Once I have my sandwiches in hand, I hurry back to the beach as fast as I can. We enjoy our lunch as we bask in the sun and savor the cool ocean breeze The forecast for today is perfect—a balmy 79.
Strolling over to the jetty, I watch deckhands in orange rubber jumpsuits working on a commercial lobster boat. Recreational vessels pass by carrying exuberantly waving passengers.
As I walk down the jetty, I recall fond memories of catching crabs with my cousin, Brian. Back then, we would run and jump from rock to rock with no fear. Now, one false step could result in a trip to South Shore Hospital.
I stop to chat with a fisherman.
“Catch anything?” I ask.
“Nothing, only a sunburn,” he says with a laugh.
From the end of the jetty, I spot the hills of Plymouth, dunes of Saquish and the flapping of red, white and blue flags that adorn the cottages located along the seawall. Seagulls are gawking, children are jumping off rocks into the water, fishermen are shooting the breeze and someone is practicing yoga on his paddleboard. Behind me a young boy, full of excitement, has hooked a striped bass while his father looks on proudly; a scene reminiscent of a classic Norman Rockwell painting.

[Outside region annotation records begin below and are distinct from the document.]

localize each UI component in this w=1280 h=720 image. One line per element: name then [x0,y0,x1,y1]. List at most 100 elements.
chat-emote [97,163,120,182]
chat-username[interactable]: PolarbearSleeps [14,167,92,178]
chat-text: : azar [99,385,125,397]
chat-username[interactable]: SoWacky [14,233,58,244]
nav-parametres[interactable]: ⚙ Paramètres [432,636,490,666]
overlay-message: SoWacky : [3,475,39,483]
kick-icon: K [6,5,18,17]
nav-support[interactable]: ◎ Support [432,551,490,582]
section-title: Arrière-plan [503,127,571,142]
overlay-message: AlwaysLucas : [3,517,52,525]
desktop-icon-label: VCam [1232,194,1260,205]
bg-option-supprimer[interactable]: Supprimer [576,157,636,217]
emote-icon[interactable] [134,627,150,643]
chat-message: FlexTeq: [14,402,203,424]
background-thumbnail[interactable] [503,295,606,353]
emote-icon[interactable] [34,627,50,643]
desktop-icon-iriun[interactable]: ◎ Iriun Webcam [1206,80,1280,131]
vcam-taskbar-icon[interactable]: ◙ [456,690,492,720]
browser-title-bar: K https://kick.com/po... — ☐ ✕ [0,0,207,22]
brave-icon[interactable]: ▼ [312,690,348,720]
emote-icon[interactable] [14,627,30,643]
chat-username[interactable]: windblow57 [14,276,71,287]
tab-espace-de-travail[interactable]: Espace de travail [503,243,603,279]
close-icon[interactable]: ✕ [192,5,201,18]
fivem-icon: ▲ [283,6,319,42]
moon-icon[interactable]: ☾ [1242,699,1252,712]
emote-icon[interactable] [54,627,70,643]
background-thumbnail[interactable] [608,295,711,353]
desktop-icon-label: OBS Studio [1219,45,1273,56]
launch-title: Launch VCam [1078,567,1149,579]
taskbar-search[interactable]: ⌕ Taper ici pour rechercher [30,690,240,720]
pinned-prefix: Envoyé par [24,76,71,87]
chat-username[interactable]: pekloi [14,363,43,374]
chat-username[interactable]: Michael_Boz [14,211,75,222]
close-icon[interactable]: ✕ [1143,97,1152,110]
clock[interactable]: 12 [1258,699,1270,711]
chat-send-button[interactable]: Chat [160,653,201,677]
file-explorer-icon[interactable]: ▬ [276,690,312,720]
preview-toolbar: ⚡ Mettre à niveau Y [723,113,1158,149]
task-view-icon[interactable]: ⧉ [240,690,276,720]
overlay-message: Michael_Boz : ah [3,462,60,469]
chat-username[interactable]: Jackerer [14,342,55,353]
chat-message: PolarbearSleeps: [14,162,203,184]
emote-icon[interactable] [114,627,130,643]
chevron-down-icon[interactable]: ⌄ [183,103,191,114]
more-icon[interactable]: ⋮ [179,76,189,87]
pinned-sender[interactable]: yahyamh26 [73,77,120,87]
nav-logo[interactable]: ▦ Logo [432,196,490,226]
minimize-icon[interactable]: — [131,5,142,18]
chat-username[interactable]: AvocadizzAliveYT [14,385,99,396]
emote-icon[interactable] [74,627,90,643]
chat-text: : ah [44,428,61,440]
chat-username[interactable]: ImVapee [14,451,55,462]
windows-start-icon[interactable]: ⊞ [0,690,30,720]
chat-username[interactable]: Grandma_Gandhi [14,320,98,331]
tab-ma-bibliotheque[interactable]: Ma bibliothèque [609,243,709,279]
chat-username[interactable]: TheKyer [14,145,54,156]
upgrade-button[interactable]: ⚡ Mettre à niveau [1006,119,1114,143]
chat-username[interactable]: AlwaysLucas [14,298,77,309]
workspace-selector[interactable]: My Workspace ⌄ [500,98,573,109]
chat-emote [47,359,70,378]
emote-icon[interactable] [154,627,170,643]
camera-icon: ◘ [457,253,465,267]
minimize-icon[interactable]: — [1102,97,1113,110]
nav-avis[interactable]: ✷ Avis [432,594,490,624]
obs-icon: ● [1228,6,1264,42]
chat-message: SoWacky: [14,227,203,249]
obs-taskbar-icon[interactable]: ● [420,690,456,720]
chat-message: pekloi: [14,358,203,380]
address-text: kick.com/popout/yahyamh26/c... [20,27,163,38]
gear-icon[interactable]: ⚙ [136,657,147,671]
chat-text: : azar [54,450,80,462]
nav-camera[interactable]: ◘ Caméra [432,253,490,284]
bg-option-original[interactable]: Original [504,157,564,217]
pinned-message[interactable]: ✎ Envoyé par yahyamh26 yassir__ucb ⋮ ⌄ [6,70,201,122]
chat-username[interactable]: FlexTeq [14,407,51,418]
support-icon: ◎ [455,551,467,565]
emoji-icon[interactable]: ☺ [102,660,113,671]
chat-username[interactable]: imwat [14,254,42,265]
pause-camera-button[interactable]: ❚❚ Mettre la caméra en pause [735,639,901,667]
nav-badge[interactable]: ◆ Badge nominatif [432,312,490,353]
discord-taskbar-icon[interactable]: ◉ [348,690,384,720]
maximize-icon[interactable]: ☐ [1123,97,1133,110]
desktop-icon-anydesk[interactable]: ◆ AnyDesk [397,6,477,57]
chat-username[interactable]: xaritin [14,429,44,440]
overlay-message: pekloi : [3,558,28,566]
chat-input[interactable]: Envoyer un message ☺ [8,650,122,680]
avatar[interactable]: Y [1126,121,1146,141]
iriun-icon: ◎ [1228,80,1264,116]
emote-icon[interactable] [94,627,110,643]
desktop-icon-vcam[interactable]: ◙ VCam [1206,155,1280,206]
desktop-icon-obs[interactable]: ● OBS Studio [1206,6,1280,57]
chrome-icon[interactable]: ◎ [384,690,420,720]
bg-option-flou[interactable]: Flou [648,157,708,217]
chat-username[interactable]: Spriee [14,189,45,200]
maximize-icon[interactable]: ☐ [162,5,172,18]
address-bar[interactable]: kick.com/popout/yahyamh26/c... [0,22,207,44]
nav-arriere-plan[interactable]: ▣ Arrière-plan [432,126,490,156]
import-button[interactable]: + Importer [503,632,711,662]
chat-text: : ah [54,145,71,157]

Feeling the heat of the sun on my face, I decide to head back, but I’m sidetracked by a few persuasive teenagers who convince me to jump off one of the abutting rocks and swim back to shore. It’s a great decision. As I come up for air and look around, it’s clear that these are the small moments we all live for, and being able to fully appreciate them is satisfying.